Dr. Kapoor explained:

“First, the most profitable attitude is one in which a parent says to himself, “Yes, I sometimes have anxious, angry reactions to my children because they can be very trying. But, I’m not going to let these reactions drive me away from them. I want to know why these teenagers think the way they do.”

“Second, I’d urge any parent to accept the fact that today’s youngsters really are something new under the sun. In most cases, they reach puberty as much as two years earlier than their parents did. In short, they develop much faster, physically - and sometimes the psychological maturity doesn’t keep pace. Keep that also in mind.”

“Third, today’s teenagers are caught in a vicious time-trap. George Washington became a fully qualified surveyor at 17. But, for modern youth, education takes much longer, and earning power begins much later. When late- teenagers ask, during this long waiting period, for a piece of the action, for a degree of real involvement in life around them, often they’re discouraged or if allowed, only with restrictions. If they comply, parents ignore them. If they don’t, parents tend to try to repress or harass them.”

“As John Locke said 300 years ago, when a parent sought his advice about a youngster, “The sooner you treat him as a man, the sooner he will be one.”

“Ideally, parents should allow teenagers (particularly, late teenagers) a reasonable degree of liberty to take their own decisions subject to little monitoring. This failure of today’s parents to provide teenagers with a genuine, honest-to-goodness sense of involvement in living, lies at the heart of the alienation and hostility.”

“In hundreds of ways, today’s teenagers are telling parents that they feel left out, bypassed, misunderstood or ignored by the same people who are important to them, their parents.”

Rules

To end the dialogue, I asked Dr.Suneet Kapoor to give a few rules of the thumb to a parent to reduce this alienation. He offered 7 don’ts.

1. Don’t ever physically punish your teenager.

It creates enormous humiliation and anger in the teenager and deeply alienates the relationship. At worst, in those cases where the young person decides not to take it, stands up and fights back (maybe, verbally), it risks a power struggle in which one or both parties can get seriously hurt.

2. Don’t let your feelings of inadequacy as a parent get you down.

Ask, “Am I correctly handling this situation?” As long as you keep asking it, things are far from being hopeless.

3. Don’t let a friction in your family discourage you.

Disagreement - even loud disagreement – with your child is a form of communication. It’s a dialogue, a bridge. Friction may be unpleasant, but it’s a lot better than indifference or silence. Be calm.

4. Don’t be afraid to be yourself.

You have your own values, your own lifestyle. Stick to them, even if your children seem scornful or disapproving. They want you to be loyal to your own standards. They need a yardstick to test themselves by.

5. Don’t mistake a passing personality phase in a youngster for a permanent problem.

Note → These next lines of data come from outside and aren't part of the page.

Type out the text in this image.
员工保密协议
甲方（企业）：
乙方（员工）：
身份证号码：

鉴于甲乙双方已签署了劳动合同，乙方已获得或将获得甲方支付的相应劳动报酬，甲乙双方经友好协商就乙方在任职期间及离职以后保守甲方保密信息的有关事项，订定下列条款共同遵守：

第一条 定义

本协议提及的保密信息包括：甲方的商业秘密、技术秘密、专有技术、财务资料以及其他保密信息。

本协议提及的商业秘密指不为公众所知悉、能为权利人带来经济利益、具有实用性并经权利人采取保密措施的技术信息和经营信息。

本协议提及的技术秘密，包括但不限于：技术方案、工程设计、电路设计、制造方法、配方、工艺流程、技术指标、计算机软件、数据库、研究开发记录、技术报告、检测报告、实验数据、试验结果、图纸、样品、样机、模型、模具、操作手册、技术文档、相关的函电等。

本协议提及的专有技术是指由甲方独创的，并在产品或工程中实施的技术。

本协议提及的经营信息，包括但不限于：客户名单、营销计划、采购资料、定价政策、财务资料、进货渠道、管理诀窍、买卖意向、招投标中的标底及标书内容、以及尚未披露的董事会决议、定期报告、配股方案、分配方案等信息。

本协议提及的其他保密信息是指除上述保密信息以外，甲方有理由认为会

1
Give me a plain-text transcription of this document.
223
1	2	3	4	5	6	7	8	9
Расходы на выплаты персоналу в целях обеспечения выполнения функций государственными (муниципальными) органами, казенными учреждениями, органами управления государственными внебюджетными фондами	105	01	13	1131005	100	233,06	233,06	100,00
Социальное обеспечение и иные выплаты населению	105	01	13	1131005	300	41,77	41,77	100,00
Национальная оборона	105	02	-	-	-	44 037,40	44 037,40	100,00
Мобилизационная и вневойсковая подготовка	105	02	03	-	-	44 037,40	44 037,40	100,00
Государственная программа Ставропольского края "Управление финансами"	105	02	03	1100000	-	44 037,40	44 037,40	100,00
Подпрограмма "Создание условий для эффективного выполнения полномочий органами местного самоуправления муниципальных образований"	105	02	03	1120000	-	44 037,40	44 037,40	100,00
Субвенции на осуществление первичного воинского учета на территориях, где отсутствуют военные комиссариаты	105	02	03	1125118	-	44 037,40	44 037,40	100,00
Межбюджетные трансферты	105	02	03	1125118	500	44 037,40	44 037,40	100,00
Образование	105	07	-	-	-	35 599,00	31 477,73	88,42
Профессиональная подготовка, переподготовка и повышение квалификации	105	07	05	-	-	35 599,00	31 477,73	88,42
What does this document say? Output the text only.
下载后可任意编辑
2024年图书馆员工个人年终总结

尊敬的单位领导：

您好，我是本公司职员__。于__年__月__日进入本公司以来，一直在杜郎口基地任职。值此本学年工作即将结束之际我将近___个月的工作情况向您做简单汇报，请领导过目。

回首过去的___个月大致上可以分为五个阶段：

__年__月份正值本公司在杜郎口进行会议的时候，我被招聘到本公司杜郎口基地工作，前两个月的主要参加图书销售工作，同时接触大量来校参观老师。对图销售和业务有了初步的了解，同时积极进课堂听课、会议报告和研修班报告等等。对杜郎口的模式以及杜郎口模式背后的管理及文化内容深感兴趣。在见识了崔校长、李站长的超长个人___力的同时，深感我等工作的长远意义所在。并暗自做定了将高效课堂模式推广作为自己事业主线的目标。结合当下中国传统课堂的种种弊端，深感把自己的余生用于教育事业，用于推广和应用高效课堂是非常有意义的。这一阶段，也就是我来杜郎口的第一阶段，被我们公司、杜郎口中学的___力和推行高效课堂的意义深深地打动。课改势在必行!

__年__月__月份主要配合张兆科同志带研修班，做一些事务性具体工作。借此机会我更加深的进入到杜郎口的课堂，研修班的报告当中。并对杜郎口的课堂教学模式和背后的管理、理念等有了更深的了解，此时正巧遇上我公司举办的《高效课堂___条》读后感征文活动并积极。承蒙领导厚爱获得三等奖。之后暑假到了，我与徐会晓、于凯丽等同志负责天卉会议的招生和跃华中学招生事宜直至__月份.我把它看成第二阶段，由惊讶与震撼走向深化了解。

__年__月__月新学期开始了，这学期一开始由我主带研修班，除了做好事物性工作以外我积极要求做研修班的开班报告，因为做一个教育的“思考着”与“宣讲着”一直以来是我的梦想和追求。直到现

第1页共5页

No more friendly conferences. No more seeking of advice. Just a sudden turn-off. It is a natural phase. The time always comes when the adolescent turns away and begins to look for values and guidance from his or her peer group, as well as from other adults. This won’t last forever. But, the parent who fights it too hard can make everyone miserable.

6. Don’t make permissiveness the scapegoat.

You cannot blame permissiveness for everything that seems wrong with the younger generation because the remedy is the reverse: authoritarianism, repression. There has to be a limit- setting, to be sure. But, one extreme is as bad as the other. Harshness just makes adolescents fight harder.

7. Finally, don’t ever scream and slam the door.

At times, as every parent knows, the temptation can be strong. When a youngster seems endlessly hostile, sullen or unresponsive, it’s easy - and very human, to react with anger and withdrawal. But, the “difficult” child is often the one who needs your patience and understanding the most.